С другой стороны, то, что можно назвать «стилем святости» в христианстве, имело многочисленные сходства с обычаями и представлениями, распространенными в Индии. Экстремальным проявлением христианского стремления к святости служит пример сирийских святых-столпников, проявивших в деталях своего аскетического поведения индийское влияние[610]
. Важнее ответить на вопрос: испытало ли христианское монашество влияние традиций индийских аскетов? Вряд ли можно ожидать документальных подтверждений заимствования; и все же популярные истории о доблести индийских святых могли предоставить христианским монахам идеи и помощь в их собственном стремлении к святости и блаженству[611].В Вавилонии и Иране первые сасанидские монархи (после 226 г.) покровительствовали возрожденному зороастризму как части повторного утверждения персидской культурной независимости. Как следствие, Иран и Месопотамия, в отличие от Китая, не смогли стать плодородным полем для миссионерской деятельности буддистов. Чувство гордости не позволяло персу воспринять индийские культурные модели, пока те не приняли эффективную местную маскировку. Это ничего не проясняет в культурной и религиозной истории Ирана и Месопотамии, которые остаются загадочными вопреки усилиям современных ученых реконструировать доктрины и организацию сасанидского зороастризма и таких соперничавших с ним вероучений, как манихейство и маздакизм. Мы можем предположить, однако, что индийские мотивы были более явственны в землях Сасанидов, чем на римских территориях. Более того, в восточной части Персидского царства буддийские монастыри продолжали цвести, как они цвели во времена Кушанской империи и, возможно, еще раньше. Дальше на восток по Великому шелковому пути в оазисах бассейна реки Тарим буддизм активно процветал в 200-600 гг. Под эгидой буддийских монастырей смешанная культура, где индийские элементы сохраняли верховенствующее значение, распространилась через всю Центральную Азию и оказала воздействие на громадные массы самого Китая[612]
.3. КИТАЙ
В Китае принятие буддизма и индийской культуры поражает тем, что этот сложный процесс продолжался около четырех веков и сопровождался тонкими взаимодействиями между индийскими идеями и старыми китайскими традициями, в частности даосизмом. Главным обстоятельством, которое сделало Китай готовым серьезно принять буддизм, стал болезненный распад институтов империи династии Хань и явная тщетность конфуцианского пути, который так действенно соединялся с этими институтами в эпоху Хань. Во время, когда ожесточенная борьба различных группировок за трон сначала вызвала первое социальное восстание тяжело угнетаемых крестьян (начало 184 г. н. э.), а затем привела к политической раздробленности, когда узурпаторы, захватчики-варвары и местные военные вожди вступили в борьбу за наследие империи, конфуцианские наставления казались все более далекими от политической реальности. Беспокойные умы стали искать другие способы объяснения вселенной[613]
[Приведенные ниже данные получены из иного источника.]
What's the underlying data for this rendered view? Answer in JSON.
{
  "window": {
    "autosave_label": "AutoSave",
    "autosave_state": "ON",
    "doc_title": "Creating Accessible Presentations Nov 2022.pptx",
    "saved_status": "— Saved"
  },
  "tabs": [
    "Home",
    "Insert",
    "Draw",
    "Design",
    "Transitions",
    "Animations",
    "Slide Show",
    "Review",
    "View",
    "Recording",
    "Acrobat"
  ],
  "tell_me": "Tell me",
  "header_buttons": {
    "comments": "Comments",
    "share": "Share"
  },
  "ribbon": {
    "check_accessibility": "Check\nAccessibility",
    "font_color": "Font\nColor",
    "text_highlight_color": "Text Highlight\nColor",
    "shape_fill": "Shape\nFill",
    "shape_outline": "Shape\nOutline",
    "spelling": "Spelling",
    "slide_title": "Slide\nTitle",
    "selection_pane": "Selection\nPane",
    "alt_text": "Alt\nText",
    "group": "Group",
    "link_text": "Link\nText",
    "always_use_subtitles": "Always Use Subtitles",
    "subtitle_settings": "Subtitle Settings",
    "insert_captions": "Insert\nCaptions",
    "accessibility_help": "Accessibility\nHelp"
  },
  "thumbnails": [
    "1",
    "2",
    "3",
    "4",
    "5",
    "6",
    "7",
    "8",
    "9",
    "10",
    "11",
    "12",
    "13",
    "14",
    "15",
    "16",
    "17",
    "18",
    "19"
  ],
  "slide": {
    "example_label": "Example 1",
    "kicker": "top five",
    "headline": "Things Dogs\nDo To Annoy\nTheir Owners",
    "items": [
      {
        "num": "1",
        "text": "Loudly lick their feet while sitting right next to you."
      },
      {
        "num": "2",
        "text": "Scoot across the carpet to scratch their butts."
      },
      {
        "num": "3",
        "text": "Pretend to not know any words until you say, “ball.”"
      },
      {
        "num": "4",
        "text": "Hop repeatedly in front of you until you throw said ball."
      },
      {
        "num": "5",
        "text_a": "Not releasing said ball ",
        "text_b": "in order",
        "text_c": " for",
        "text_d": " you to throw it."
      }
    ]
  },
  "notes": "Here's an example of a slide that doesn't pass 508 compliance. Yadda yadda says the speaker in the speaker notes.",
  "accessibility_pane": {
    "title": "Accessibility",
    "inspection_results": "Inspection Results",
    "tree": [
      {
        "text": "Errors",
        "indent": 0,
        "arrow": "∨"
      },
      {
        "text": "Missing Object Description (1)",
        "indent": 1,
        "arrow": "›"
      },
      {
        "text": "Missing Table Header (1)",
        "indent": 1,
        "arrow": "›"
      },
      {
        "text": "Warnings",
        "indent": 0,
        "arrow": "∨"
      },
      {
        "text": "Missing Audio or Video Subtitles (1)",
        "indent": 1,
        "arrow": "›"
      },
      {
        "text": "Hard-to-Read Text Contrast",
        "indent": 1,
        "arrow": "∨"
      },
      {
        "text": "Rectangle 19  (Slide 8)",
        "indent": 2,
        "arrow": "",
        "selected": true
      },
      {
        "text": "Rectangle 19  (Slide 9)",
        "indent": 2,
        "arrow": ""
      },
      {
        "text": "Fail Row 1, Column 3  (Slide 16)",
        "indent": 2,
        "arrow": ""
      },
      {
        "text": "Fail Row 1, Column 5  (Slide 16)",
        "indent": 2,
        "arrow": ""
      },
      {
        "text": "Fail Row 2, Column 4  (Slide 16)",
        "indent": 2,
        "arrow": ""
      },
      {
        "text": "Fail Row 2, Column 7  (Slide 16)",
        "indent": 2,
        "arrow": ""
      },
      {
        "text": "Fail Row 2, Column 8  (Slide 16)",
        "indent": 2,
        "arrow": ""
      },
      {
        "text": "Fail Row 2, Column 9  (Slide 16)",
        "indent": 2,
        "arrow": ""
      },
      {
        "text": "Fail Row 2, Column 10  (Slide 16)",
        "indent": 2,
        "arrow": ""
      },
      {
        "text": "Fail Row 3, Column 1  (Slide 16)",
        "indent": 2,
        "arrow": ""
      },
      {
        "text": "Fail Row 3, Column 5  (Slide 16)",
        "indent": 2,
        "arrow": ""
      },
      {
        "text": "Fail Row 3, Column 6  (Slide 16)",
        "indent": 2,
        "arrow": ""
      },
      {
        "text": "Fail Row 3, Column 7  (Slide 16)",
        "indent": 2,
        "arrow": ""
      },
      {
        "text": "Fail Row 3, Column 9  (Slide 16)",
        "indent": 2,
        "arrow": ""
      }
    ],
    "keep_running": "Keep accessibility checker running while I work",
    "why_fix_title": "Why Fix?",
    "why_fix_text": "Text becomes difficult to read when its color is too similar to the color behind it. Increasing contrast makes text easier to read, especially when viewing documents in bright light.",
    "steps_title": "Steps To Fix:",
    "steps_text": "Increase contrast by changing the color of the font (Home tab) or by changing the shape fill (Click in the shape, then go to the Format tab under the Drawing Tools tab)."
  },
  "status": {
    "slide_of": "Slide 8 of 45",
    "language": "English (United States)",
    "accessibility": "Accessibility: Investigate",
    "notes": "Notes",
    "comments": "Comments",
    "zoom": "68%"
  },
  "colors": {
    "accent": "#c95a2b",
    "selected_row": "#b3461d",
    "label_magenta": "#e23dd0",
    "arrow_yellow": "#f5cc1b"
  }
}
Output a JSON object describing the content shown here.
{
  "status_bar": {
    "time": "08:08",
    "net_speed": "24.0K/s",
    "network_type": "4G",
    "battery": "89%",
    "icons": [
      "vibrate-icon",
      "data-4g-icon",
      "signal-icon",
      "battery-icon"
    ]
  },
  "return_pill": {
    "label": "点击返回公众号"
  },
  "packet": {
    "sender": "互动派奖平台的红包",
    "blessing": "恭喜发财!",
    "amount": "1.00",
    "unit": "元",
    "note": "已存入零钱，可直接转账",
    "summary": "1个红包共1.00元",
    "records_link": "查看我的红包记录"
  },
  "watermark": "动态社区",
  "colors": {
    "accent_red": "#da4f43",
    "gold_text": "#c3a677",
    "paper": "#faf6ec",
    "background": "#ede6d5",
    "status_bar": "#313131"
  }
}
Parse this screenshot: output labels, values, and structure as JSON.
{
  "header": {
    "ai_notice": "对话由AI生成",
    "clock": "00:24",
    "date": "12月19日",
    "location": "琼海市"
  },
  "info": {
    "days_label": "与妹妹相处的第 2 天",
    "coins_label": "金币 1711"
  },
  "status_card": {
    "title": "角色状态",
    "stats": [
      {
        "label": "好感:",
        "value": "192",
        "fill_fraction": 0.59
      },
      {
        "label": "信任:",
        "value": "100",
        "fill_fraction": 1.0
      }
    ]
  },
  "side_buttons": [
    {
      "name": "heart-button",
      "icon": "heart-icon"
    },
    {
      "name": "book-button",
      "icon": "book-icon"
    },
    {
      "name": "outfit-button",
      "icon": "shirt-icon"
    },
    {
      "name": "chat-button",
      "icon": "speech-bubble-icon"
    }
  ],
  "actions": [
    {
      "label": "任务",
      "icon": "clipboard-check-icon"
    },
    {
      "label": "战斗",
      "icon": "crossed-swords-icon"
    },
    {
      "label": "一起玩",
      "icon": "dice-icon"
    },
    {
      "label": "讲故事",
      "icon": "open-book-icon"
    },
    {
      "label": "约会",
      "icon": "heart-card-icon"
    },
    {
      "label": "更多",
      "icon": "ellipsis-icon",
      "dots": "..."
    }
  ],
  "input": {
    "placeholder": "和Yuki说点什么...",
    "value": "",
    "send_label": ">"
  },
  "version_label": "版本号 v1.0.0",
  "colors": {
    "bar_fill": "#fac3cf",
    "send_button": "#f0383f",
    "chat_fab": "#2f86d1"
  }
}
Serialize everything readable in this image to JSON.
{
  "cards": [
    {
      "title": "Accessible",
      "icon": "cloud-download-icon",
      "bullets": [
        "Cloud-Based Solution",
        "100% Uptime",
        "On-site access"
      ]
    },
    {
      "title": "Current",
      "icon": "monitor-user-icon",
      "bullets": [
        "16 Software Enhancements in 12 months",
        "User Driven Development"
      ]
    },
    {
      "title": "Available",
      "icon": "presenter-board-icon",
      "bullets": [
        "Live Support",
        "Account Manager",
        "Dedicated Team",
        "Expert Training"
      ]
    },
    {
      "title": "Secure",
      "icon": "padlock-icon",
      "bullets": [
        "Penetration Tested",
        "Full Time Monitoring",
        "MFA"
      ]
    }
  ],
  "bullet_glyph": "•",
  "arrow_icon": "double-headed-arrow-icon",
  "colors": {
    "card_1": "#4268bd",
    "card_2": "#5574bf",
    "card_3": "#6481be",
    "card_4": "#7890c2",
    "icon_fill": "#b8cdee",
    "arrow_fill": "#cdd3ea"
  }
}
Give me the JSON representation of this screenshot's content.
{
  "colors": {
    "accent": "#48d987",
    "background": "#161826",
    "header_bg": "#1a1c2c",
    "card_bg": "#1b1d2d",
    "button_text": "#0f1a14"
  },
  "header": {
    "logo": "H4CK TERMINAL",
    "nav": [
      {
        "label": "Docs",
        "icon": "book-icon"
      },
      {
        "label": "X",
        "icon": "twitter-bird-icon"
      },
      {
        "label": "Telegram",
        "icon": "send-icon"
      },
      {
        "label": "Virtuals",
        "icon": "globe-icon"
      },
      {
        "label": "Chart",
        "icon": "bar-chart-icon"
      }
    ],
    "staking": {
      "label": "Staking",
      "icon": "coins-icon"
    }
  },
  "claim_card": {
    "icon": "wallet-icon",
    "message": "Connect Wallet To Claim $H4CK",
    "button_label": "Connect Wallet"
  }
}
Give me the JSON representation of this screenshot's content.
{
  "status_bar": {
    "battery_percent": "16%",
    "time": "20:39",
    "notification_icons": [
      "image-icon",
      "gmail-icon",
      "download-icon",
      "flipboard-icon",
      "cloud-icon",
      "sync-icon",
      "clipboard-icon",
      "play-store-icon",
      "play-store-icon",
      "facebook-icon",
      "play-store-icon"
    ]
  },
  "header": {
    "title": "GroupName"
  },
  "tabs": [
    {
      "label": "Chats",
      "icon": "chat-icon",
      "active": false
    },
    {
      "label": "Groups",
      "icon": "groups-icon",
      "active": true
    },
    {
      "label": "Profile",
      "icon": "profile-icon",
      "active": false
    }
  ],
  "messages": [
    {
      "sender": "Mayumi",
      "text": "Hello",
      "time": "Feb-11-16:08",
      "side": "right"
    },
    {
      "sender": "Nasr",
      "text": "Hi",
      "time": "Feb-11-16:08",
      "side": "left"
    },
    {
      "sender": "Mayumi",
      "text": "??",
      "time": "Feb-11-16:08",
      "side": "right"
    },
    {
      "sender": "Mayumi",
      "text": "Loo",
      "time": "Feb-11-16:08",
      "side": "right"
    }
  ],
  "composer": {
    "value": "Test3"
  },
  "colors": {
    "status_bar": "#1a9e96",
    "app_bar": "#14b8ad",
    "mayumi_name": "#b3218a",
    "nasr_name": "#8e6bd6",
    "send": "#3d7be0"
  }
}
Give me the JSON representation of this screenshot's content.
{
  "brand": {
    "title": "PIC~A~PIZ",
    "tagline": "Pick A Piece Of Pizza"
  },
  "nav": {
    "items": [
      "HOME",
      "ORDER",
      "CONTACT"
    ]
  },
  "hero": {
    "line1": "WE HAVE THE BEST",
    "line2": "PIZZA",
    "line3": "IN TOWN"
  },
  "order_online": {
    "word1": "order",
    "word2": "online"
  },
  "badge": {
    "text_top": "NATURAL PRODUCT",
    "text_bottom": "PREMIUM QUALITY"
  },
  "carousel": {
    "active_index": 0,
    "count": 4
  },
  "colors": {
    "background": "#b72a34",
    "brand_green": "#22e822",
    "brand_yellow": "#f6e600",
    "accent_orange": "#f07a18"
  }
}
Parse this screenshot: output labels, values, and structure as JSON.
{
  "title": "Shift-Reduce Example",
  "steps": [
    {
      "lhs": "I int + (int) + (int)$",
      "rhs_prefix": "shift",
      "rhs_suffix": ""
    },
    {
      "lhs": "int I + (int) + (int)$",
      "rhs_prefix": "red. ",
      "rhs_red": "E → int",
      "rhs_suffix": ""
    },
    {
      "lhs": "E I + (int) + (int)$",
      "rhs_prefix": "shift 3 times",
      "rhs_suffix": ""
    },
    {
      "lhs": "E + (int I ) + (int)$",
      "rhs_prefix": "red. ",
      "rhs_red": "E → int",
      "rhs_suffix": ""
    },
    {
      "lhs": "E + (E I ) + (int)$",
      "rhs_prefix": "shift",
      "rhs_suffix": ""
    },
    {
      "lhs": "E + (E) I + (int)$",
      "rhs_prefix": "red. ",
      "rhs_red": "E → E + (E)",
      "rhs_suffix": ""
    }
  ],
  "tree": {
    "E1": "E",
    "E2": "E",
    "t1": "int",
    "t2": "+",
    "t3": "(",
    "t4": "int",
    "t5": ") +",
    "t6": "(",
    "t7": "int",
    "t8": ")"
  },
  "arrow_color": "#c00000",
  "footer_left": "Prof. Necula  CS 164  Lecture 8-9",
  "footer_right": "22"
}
.Даже когда умы китайцев были подготовлены к принятию религии, которая проповедовала уход из семьи и общества как высшую форму святости и устанавливала уничтожение личности как высшую конечную цель религиозных устремлений — доктрины, которые были прямо противоположны системе традиций китайской цивилизации, — перед переводчиками стояло трудное задание донести индийский оригинал до возможных китайских адептов. Китайский язык не имел терминов, способных передавать буддийские понятия. Эта возможность появилась только в V в., когда немногие ученые, изучившие китайский и индийский языки в достаточной степени, смогли сделать приблизительный перевод буддийских текстов на китайский[614]
.В целом китайские новообращенные приняли такую форму буддизма, как махаяна, но сектантские различия в индийском буддизме никогда не принимали угрожающих размеров в глазах китайцев. К концу IV в., когда переводчики достигли мастерства адекватного перевода концепций и терминов индийского буддизма, китайцы стали развивать собственные школы. Они разделялись по признакам, имевшим малое отношение к индийской доктрине, возвращаясь как к исходному пункту к расхождениям, существовавшим в добуддийской китайской мысли. Буддизм быстро освоился на китайской культурной сцене. Как это бывает, новое и поначалу чужое миропонимание индийской веры должно было найти общий язык с различными течениями, уже существовавшими в китайской культуре, от конфуцианства и даосской философии до местных крестьянских колдовских обычаев. Буддизм был поразительно успешен в проникновении на все уровни китайского общества, от полного достоинства королевского двора и медитаций помещиков до скромных ритуалов крестьян, просто надеющихся увеличить плодородность своих полей. Но по мере приспособления к старинным китайским формам буддийские доктрина и методы одновременно расширяли и переоценивали традиционные китайские чувства и стремления.